Thursday, September 20, 2007

Up-keep

If you haven't noticed, all of my links and currently listening sections are regularly being edited. Let me know if I am missing anyone in my links!

Thanks,

Josh


ps, best picture ever:

Wednesday, September 19, 2007

This Sad and Holy Glow

I feel swallowed up by finances. I made some poor decisions, and now I am going to have to get by without money for a bit. I am not making this entry to complain or anything, just observe how much money can strangle people. It is ridiculous that I feel so numb, belittled and hopeless with out have a few green bills in my pocket. I know that God has a better life for us than what I am living right now, but in a way I think this is also teaching me a lesson. When I get back on my feet, I plan on giving myself a cash allowance every week and saving all of my excess. It is time to be completely out of debt and restore the control over my life. I honestly feel beat up right now, but I know that I am going to come out of this with a greater understanding of life and myself.

I saw it in the eyes of the checkout girl -
that sad and holy glow every blue-collar knows,
like the lit windows on my childhood street
where the deep, dark secrets of the family are kept.
Beneath the mire and stench of growing debt,
the deep, dark secrets of the family are kept.
Credit is a whore who won't wake up and leave,
but believe me I'm not sleeping with her anymore.
I don't want to be a slave, I just want to be free
and honestly I'm sick and tired of people chasing me

Friday, September 14, 2007

Rock N' Roll

It’s amazing how God uses places and people I wouldn’t imagine to speak to me. On Wednesday night, I went to ORCC’s Catalyst Youth Group to support Mark and Judi as they led the worship. I must say it was so encouraging to be around all of these kids and partake in their energy and excitement. M&J did a stellar job leading the music, and the sound was great! Hopefully I will be able to help them some day musically. The new Catalyst facility is extremely nice. I was rather impressed that they sunk so much money into the next generation.
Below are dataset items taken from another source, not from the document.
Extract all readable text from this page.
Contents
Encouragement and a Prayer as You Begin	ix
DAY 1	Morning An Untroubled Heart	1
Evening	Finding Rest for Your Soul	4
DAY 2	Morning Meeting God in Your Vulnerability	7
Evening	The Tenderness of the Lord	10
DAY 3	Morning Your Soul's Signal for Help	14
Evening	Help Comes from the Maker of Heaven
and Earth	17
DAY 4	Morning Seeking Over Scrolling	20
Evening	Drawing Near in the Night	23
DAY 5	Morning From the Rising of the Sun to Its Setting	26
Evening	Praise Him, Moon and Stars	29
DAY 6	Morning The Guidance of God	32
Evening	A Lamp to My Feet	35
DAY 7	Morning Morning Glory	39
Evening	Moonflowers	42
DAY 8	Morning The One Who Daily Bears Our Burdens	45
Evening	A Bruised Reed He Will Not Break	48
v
Thursday, September 13, 2007

The Prayer of Saint Francis

I read this on another blog run by my friend Jeremy. I found it encouraging and challenging:


Lord, make me an instrument of your peace,
Where there is hatred, let me sow love;
where there is injury, pardon;
where there is doubt, faith;
where there is despair, hope;
where there is darkness, light;
where there is sadness, joy;
O Divine Master, grant that I may not so much seek to be consoled as to console;
to be understood as to understand;
to be loved as to love.
For it is in giving that we receive;
it is in pardoning that we are pardoned;
and it is in dying that we are born to eternal life.

Wednesday, September 12, 2007

Block by block, drain by drain, light by light. I walk these streets gazing at the fake empires built by the rich as the hungry camp at their footsteps. I am looking for an omen as to what’s next but sometimes that seems bleak. I want to thirst for righteousness, yet my appetite is satisfied by refuse. “Blessed are the pure in heart, for they shall see God” – this sentence becomes more and more true daily. I want a pure heart that finds rest and solace in the simple pleasures of our Adonai. I will not find an eternal pleasure in the concrete and paper of this world. Our creator resides in the same purity that exists in that man with the dirty shirt, wondering when his next meal will be.


(I have been writing a lot of random thoughts like this just off the top of my head, hopefully you subscribers don't mind.)

Tuesday, September 11, 2007

Off-beat

The next few weeks are my favorite of the year, that transition from summer to fall. There is briskness in the air and a certain unpronounced energy about. I don’t understand it, but it is consistently satisfying. As I pedal through the city’s cracked streets I feel like I am part of something big. Business women and crust punks all look anxious and ready. My muscles and joints ache from movement, but the cadence of this time of year is contagious and addictive, maybe even vindictive? Maybe this season sparks action. Maybe I will speak to the black school teacher I see on the train every day. Maybe I will pray with Cyndi in the cube next to me for her upcoming surgery. Maybe I will get off my spiritual ass and engage!

Monday, September 10, 2007

My bike is done!

So this past month or so, I have been obsessed with researching and looking for bike stuff on Craig's List. I finally got everything together I need and assembled it all this weekend. Enjoy:







Specs (in general terms):

1985(ish) Trek Road frame, 54cm (ish)

Vuelta XRP Team Superlight Wheel Set

Formula Hub

Brooks Saddle




This thing has been a blast to ride. I went approximately 10 miles on saturday and 5 yesterday. Since I ride my bike to work every day, it's nice having a fast bike that is sweet looking and comfy. It was such a sense of accomplishment when I put it all together and troubleshooted. This is just another tool in my weight loss / healthy lifestyle!